Hutbe:Yaşlılara saygı dinimizin emridir
Allah’ın bizlere bahşettiği hayat nimeti, doğumla ölüm arasında gerçekleşen bir yolculuktan ibarettir. Bu yolculuk, çocukluk, gençlik, yetişkinlik gibi dönemlerden geçiyor ve nihayet yaşlılık ve ihtiyarlık dönemine ulaşıyor. Hayatın değişmez kanunu gereği, her dönemin insanı, zamanla yerini bir sonraki dönemin insanına bırakıyor. Yaşlılık dönemine gelen insan üst düzeyde bir hayat tecrübesine ulaşmış olmakta ise de fiziksel olarak zayıflamaktadır. Kur’an-ı Kerim’de, “Kime uzun ömür verirsek, onu yaratılış itibariyle tersine çeviririz, gücünü azaltırız. Hala düşünmeyecekler mi?” (1) buyrulmaktadır. Bu dönemde insanlar ruhen daha hassas olmakta; ilgi ve desteğe daha çok ihtiyaç duymaktadırlar.

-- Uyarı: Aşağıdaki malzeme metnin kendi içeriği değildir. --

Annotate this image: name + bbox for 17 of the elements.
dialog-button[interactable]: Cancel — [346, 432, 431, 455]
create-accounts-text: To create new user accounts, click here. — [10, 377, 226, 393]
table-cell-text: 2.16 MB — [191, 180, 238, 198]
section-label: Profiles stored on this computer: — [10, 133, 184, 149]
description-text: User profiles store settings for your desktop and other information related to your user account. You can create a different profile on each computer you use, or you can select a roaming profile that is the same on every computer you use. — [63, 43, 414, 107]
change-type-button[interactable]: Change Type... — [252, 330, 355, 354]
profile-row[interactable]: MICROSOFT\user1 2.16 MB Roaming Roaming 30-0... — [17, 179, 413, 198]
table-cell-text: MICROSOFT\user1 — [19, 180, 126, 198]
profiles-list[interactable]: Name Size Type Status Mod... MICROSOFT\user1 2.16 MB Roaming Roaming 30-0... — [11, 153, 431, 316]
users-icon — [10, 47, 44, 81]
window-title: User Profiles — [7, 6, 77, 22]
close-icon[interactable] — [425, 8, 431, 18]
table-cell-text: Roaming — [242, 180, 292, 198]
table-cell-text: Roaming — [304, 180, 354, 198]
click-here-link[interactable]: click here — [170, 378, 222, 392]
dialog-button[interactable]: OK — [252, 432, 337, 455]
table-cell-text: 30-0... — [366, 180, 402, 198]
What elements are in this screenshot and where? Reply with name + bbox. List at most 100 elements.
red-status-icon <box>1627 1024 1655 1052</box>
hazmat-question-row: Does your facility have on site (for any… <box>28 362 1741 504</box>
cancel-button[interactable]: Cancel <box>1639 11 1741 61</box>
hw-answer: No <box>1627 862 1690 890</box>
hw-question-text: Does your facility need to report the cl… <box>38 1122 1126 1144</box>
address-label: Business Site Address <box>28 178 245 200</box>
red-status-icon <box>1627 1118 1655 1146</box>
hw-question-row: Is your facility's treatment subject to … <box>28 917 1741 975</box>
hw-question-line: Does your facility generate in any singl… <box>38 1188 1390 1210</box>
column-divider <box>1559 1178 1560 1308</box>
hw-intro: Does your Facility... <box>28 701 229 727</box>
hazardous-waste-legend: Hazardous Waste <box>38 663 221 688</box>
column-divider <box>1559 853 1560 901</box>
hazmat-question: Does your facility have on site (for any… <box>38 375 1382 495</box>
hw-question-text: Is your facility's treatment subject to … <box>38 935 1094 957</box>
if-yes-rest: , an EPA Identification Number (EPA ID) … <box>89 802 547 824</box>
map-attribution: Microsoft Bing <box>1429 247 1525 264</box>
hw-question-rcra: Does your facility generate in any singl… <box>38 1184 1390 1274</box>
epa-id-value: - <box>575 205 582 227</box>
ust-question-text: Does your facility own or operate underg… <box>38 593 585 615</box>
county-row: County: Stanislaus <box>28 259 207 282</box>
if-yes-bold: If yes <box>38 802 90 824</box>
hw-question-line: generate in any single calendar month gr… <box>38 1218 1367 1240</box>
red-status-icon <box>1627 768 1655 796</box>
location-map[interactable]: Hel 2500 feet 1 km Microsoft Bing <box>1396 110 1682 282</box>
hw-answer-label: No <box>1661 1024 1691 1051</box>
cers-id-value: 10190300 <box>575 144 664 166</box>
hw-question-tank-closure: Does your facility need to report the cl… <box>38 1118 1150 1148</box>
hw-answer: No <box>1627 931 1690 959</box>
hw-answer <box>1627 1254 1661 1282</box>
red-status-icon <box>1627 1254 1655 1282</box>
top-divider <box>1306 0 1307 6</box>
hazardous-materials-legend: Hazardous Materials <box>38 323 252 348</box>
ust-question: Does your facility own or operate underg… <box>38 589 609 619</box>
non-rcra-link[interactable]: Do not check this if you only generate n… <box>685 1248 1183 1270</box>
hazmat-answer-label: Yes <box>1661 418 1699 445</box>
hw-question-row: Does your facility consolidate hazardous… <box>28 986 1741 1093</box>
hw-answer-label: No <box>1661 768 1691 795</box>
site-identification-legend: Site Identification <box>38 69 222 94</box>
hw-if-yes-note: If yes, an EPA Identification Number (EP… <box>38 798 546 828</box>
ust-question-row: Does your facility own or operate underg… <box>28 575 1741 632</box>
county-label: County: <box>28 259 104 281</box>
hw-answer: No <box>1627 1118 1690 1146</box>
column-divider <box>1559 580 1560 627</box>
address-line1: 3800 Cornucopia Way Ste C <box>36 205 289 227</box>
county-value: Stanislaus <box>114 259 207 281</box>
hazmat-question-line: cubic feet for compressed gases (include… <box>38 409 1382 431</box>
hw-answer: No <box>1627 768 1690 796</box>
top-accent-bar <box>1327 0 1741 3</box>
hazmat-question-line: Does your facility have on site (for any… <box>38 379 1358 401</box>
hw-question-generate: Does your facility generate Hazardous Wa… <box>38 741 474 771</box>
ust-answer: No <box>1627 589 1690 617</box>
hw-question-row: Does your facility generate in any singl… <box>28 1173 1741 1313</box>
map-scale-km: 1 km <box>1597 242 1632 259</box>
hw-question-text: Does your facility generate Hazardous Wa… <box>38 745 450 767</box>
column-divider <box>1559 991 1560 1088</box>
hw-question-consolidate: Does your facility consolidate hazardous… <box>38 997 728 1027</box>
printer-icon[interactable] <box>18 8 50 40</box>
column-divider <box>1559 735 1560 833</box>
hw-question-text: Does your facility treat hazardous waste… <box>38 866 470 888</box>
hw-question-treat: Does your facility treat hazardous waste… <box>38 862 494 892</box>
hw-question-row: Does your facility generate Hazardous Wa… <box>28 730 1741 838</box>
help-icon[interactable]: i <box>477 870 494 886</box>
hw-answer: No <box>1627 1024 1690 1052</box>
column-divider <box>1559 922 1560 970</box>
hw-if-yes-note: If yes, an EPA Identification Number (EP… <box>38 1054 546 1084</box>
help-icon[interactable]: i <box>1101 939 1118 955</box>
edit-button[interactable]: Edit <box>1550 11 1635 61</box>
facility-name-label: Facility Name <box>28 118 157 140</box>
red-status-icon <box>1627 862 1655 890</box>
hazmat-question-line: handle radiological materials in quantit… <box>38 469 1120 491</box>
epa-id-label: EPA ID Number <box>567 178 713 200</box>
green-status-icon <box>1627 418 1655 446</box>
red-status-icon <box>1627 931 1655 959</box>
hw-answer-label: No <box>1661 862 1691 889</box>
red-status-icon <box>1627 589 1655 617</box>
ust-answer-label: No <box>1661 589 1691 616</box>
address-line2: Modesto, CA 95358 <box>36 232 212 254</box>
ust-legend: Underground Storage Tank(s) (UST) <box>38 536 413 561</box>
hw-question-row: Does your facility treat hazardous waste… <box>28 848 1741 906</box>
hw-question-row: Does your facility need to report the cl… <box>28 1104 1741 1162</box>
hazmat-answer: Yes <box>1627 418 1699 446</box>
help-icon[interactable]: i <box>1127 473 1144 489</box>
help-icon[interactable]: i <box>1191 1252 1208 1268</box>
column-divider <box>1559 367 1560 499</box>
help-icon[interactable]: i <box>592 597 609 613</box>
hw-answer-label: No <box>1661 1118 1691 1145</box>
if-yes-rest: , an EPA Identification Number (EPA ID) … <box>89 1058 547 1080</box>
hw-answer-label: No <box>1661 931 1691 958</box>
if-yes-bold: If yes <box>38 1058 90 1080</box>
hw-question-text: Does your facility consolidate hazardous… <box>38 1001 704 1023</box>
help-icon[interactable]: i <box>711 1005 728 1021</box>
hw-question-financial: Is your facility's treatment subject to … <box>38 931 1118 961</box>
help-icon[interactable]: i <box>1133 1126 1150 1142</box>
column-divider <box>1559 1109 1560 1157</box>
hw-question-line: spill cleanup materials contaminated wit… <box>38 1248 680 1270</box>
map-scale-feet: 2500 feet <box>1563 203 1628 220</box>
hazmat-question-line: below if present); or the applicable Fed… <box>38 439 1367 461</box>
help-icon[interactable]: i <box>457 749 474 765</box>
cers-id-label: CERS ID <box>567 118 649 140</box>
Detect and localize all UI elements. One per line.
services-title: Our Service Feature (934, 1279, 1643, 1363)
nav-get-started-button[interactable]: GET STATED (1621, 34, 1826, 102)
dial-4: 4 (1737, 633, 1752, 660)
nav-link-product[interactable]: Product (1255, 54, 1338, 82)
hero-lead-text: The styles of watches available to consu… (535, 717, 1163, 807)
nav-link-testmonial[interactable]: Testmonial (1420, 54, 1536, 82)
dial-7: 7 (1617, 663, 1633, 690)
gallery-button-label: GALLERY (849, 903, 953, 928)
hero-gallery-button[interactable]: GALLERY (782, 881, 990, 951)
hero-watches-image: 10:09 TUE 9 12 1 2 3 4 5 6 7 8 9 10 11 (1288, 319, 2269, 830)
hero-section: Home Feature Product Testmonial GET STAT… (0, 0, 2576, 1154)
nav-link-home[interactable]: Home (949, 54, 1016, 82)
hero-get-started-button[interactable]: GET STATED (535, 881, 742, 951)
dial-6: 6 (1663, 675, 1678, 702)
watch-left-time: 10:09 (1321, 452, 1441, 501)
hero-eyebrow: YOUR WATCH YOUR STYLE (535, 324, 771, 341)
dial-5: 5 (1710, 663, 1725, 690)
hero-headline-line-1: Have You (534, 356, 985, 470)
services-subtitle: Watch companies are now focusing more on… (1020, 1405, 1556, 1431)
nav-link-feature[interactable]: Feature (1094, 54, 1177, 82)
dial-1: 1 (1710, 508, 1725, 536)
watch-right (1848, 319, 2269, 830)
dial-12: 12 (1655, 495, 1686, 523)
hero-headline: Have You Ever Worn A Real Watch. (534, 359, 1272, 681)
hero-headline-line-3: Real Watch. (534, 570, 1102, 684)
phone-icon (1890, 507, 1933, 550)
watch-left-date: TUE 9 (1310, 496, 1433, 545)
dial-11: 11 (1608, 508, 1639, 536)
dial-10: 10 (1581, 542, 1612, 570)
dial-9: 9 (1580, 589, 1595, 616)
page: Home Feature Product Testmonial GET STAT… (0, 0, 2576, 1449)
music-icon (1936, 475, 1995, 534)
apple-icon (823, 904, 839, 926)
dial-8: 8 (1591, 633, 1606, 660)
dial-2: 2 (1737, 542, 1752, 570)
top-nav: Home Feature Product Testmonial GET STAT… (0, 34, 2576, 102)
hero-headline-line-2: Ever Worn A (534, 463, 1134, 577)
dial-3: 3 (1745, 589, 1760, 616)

Bu bakımda yaşlılar ve büyükler yalnızlığa terk edilmemeli, sık sık ziyaret edilip gönülleri alınmalı, onlara gereken saygı ve sevgi gösterilmelidir. Bu hem dini hem de milli bir görevdir.
Değerli dostlar,
Sevgi, saygı ve merhamet, yüce rabbimizin bize bahşettiği ulvi duygulardandır. İnsan ancak bu ulvi duygular sayesinde mutlu olabilir. Bu duyguların olmadığı yerde hüzün ve keder vardır. İşte bu sebeple dinimiz, insana saygı ve sevgiyi, temel ahlaki değerlerimiz arasına koymuş büyüklere ve yaşlılara karşı sergileyeceğimiz davranışlar konusunda önemli tavsiye ve uyarılarda bulunmuştur. Bu sebeple anne ve babalarımız olmak üzere; yaşı bizden ileride olan, bütün büyüklerimize karşı saygı göstermemiz gerekmektedir.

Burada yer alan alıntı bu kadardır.